- Mutli Linear Regression
- Simple Linear Regression
Libraries Used
- Kotlin-grass - kotlin library for parsing csv file to data class
- Kotlin-csv - kotlin library for reading csv file
- Koma - library for scientific computing
- Apache Commons Math - OLM Multi Linear Regression
- Kotlin-Statistics - Idiomatic math and statistical extensions for Kotlin
Flavors
- Idiomatic Categorization
- Annotation Categorization
Usage: a. Idiomatic Appraoch
- create data class
- parse csv file with data class
- categorized using extension function
- create category keys
- create array of doublearray(matrix equation) for independent variables
- create array of double for independent variables
- feed arrays to OLSML
b. Class Annotation
- create a data class
- extend data class with ScientificData class
- mark class property with annotation
- parse csv file with data class
- categorize and create keys by instantiating and initializing CategoryKey
- retrieve category keys, and dependent, indepedent array of: doubles, array of doubles
- feed arrays to OLSML
c. Annoations
-
@Category
- identifies that the property is a category variable
-
@Dependent
- mark the property as dependent variable
- make sure that there is only one dependent variable annotated
Creating ScientificData class
data class Company(
val rnd: Double?,
val admin: Double?,
val marketing: Double?,
@Category
val state: String?,
@DependentVar
val profit: Double?,
@Category
val tech: String?
): ScientificData()
Parsing data to ScientificData class from resource Folder
val data = dataClassFromCsv<Company>("/Company.csv").toList()
using idiomatic approach
//-- Multi linear regression without ScientificData class and annotation
val category1 = CategoryKeys(data)
.addCategory(key ="state", cat = {it.state!!} )
// categorizing data sets
val categorizedData = data.categorized(
category = {
categorizeByVariable { map ->
map["state"] = it.state!!
}
},
numeric = {
doubleArrayOf(it.rnd!!, it.admin!!, it.marketing!!)
}
)
//-- creating array of array of doubles
val doubleEQ = DoubleEQ(category1.mappedKeys)

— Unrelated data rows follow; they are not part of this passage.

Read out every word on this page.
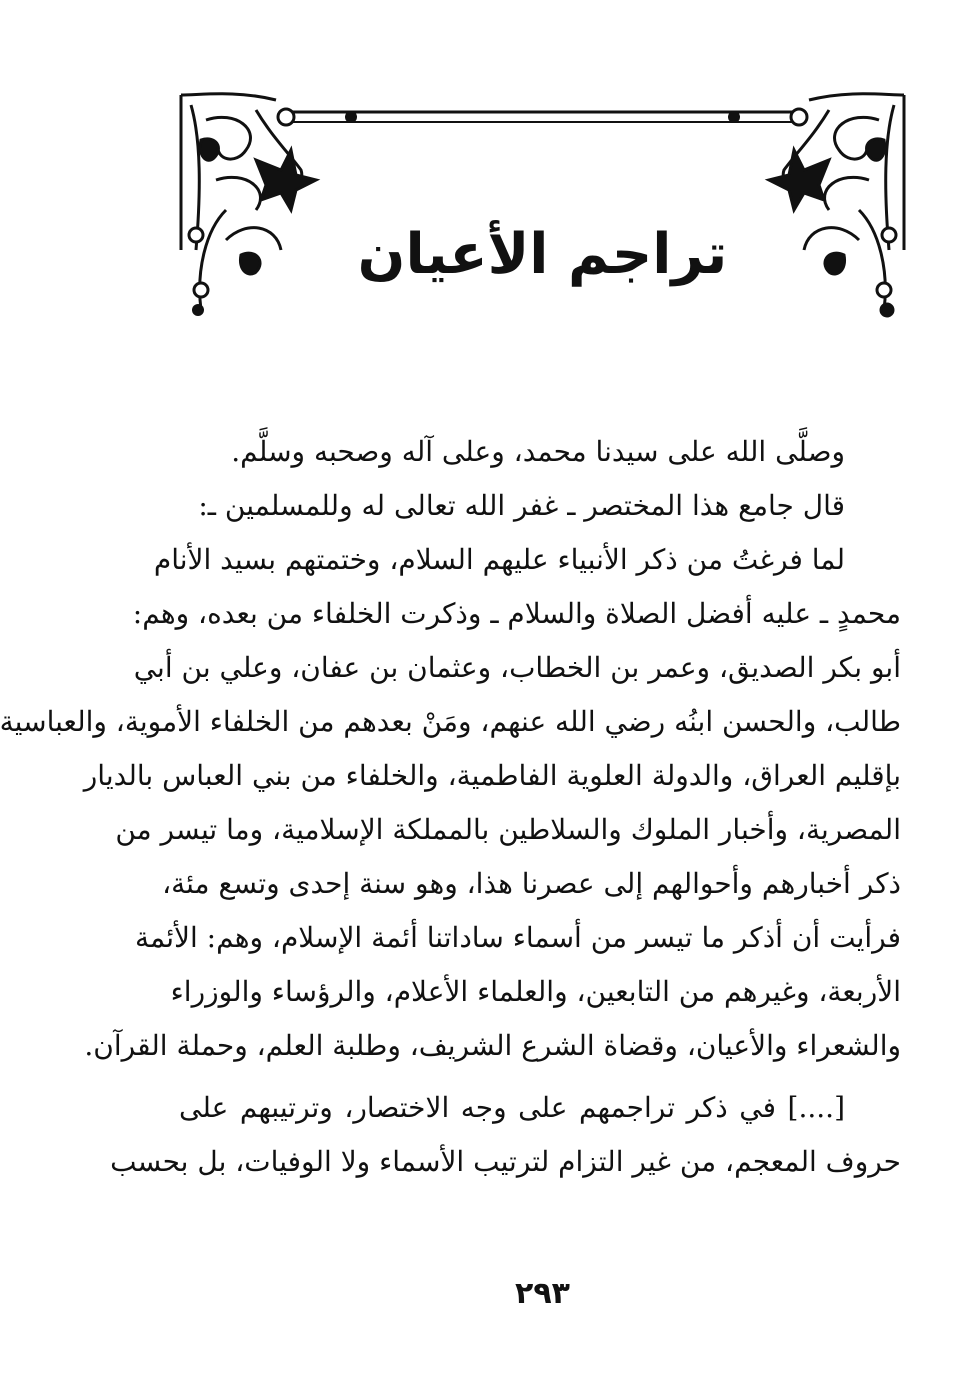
تراجم الأعيان
وصلَّى الله على سيدنا محمد، وعلى آله وصحبه وسلَّم.
قال جامع هذا المختصر ـ غفر الله تعالى له وللمسلمين ـ:
لما فرغتُ من ذكر الأنبياء عليهم السلام، وختمتهم بسيد الأنام
محمدٍ ـ عليه أفضل الصلاة والسلام ـ وذكرت الخلفاء من بعده، وهم:
أبو بكر الصديق، وعمر بن الخطاب، وعثمان بن عفان، وعلي بن أبي
طالب، والحسن ابنُه رضي الله عنهم، ومَنْ بعدهم من الخلفاء الأموية، والعباسية
بإقليم العراق، والدولة العلوية الفاطمية، والخلفاء من بني العباس بالديار
المصرية، وأخبار الملوك والسلاطين بالمملكة الإسلامية، وما تيسر من
ذكر أخبارهم وأحوالهم إلى عصرنا هذا، وهو سنة إحدى وتسع مئة،
فرأيت أن أذكر ما تيسر من أسماء ساداتنا أئمة الإسلام، وهم: الأئمة
الأربعة، وغيرهم من التابعين، والعلماء الأعلام، والرؤساء والوزراء
والشعراء والأعيان، وقضاة الشرع الشريف، وطلبة العلم، وحملة القرآن.
[....] في ذكر تراجمهم على وجه الاختصار، وترتيبهم على
حروف المعجم، من غير التزام لترتيب الأسماء ولا الوفيات، بل بحسب
٢٩٣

val xD = doubleEQ.createEQ(categorizedData) // independent
val yD = data.mapNotNull { it.profit }.toDoubleArray() // dependent
//-- solving multi linear regression
val olsml = OLSML(yD, xD)
val summary = olsml.summary()
using class annotation
//-- categorizing data sets
val category2 = CategoryKeys(data).initCategoryData()
//-- creating array of array of doubles
val doubleEQ2 = DoubleEQ(category2.getCategoryKeys())

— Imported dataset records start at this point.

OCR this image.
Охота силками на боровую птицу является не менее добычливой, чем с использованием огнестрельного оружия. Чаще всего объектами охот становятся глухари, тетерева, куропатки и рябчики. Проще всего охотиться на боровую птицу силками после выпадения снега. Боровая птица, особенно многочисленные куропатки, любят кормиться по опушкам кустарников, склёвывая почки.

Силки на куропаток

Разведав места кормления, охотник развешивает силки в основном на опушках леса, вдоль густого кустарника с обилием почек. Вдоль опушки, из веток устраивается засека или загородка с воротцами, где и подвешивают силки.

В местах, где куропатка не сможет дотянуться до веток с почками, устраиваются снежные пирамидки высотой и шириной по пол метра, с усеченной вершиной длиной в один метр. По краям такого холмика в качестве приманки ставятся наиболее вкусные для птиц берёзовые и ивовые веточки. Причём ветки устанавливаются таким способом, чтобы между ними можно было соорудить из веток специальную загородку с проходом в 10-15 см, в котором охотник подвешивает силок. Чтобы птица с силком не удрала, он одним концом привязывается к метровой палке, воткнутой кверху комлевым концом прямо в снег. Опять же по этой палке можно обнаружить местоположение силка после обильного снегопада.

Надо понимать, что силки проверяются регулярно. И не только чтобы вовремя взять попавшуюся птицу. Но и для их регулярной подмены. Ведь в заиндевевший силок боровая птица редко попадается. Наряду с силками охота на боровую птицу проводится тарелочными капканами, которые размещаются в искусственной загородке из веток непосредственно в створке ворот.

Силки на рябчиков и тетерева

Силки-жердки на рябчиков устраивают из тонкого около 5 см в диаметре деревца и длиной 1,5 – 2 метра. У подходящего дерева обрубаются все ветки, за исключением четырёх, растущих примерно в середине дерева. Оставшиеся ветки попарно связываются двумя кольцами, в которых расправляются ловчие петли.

//-- resulting array, array of doubles are arranged alphabetically according to data class property name
val xW = doubleEQ2.createEQ(category2.getCategorizedData())
val yW = category2.getDependentValues()
val olsml = OLSML(yW, xW)
val summary = olsml.summary()
removing columns from double array eg. backward elimination approach
val matProcessed = create(arrayDoubleArray)
val removedCol = matProcessed.removeColumns(1,0,3)
val arrayVal = removedCol.to2DArray()